My confusion is that why are we so sure that $[a_n, b_n]$ lies inside $(\alpha - \delta, \alpha + \delta)$? Yes the subinterval can be as small as we want, but what if $|a_n - \alpha| > \delta$? The proof did not say anything about the distance between $a_n$ and $\alpha$. I find it confusing. Did I miss anything here?
Note that for each $n, [a_{n+1}, b_{n+1}] \subseteq [a_n, b_n]$. This implies $a_n \le a_{n+1}$. I.e., the sequence $\{a_n\}_{n \in \Bbb N}$ is increasing.

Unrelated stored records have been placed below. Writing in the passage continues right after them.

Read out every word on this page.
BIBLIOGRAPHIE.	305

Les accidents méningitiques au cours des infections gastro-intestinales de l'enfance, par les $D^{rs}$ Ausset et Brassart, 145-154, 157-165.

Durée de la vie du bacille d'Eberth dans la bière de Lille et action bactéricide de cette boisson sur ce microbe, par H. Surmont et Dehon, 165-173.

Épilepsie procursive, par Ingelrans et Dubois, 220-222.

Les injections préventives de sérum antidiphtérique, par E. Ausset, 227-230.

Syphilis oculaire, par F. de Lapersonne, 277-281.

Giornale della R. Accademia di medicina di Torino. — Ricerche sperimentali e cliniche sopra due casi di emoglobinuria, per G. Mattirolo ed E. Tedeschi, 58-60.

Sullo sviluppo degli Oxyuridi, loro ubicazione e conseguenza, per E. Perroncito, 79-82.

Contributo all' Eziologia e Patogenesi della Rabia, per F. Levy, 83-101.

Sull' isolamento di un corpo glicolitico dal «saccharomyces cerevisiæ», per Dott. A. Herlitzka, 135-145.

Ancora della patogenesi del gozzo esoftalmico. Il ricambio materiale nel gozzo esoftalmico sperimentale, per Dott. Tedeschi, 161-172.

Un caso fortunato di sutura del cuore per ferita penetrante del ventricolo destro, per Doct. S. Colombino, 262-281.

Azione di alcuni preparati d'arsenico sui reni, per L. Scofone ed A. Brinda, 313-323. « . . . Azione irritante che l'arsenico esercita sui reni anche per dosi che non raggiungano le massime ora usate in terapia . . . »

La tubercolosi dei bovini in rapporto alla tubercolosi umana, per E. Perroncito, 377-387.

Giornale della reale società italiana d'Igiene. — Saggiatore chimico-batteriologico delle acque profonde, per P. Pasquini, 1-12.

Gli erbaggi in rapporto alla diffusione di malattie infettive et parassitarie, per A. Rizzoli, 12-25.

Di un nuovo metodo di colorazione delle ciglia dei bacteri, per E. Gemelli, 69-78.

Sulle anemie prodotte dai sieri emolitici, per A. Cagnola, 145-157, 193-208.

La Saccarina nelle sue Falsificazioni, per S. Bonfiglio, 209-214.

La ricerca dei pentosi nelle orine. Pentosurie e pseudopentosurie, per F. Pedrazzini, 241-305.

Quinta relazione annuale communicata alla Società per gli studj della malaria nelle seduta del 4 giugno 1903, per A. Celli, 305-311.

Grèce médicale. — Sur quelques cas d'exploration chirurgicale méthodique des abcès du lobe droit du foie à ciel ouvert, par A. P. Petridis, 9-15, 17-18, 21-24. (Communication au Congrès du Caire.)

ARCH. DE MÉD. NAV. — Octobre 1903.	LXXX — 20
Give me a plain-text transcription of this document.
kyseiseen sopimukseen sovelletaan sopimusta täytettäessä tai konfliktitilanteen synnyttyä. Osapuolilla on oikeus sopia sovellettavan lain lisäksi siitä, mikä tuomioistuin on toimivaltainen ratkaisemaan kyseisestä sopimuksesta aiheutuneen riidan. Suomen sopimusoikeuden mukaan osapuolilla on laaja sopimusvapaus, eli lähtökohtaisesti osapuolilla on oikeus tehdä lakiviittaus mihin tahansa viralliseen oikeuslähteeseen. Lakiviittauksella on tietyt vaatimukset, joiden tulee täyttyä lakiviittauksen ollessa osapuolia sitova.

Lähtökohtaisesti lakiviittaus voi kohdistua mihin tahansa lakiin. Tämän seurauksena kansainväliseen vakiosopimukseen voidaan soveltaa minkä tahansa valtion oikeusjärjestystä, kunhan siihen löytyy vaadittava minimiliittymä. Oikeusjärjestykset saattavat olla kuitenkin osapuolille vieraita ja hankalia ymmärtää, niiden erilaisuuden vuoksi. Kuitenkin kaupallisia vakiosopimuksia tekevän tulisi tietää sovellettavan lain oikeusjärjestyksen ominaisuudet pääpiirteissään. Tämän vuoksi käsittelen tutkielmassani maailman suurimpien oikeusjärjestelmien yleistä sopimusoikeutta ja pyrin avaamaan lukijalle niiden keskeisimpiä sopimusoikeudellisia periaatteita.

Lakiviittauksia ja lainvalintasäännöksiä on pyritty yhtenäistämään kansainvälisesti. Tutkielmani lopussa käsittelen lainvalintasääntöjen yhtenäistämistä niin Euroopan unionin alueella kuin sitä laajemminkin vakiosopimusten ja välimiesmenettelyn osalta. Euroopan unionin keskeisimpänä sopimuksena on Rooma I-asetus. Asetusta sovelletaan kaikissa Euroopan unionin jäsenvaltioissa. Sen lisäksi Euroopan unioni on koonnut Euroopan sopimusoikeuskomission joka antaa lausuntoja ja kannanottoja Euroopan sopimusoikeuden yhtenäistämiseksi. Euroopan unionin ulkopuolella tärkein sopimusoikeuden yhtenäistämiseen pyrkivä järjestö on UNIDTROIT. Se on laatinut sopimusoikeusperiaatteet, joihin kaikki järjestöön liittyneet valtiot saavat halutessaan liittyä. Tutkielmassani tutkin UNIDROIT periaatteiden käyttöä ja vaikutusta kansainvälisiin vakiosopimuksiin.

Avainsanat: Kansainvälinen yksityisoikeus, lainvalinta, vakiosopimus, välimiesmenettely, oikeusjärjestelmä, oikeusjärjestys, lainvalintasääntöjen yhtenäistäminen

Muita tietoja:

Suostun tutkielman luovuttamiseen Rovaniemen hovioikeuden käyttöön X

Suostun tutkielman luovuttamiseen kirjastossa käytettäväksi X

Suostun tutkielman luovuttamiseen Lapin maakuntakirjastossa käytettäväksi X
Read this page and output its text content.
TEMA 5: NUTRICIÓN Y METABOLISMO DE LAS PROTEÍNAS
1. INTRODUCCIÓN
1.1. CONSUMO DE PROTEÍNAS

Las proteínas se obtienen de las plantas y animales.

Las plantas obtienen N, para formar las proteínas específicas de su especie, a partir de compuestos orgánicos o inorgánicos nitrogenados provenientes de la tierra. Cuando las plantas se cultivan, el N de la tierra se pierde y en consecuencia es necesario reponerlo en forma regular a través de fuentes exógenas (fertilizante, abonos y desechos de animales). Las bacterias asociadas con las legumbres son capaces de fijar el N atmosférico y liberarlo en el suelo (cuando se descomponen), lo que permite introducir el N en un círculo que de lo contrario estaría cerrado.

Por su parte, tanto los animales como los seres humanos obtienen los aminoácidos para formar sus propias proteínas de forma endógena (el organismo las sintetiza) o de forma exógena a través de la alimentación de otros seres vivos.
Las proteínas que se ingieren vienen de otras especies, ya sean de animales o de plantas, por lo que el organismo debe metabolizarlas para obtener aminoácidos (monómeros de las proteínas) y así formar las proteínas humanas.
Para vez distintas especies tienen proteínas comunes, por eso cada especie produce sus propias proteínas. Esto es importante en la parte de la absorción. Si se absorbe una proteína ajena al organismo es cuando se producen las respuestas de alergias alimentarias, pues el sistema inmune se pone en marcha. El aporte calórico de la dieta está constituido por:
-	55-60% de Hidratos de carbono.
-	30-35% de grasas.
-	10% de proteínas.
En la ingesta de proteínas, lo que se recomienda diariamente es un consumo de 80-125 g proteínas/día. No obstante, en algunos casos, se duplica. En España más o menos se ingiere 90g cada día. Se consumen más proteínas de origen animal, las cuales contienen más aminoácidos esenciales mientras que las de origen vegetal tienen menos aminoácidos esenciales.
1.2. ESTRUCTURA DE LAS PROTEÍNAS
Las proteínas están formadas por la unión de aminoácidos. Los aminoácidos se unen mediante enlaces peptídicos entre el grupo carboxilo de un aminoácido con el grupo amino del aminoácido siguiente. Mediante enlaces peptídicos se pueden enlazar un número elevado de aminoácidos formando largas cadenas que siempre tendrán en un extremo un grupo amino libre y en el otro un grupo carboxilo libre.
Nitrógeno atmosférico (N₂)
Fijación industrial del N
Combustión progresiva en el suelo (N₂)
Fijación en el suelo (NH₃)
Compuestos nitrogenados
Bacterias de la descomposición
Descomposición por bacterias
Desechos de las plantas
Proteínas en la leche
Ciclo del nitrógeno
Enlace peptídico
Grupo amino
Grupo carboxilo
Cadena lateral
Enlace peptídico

Because $\alpha$ is the supremum of $\{a_n\}_{n \in \Bbb N}$, for every $\delta > 0$, there has to be an $a_N$ such that $\alpha - \delta < a_N$. Otherwise $\alpha - \delta$ would be an upper bound of $A = \{a_n\}_{n \in \Bbb N}$, contradicting that $\alpha$ is the smallest upper bound. But for all $n \ge N,$ $$ \alpha - \delta < a_N \le a_n \le \alpha$$
Thus by choosing $n$ high enough, we are guaranteed that $|\alpha - a_n| < \delta$.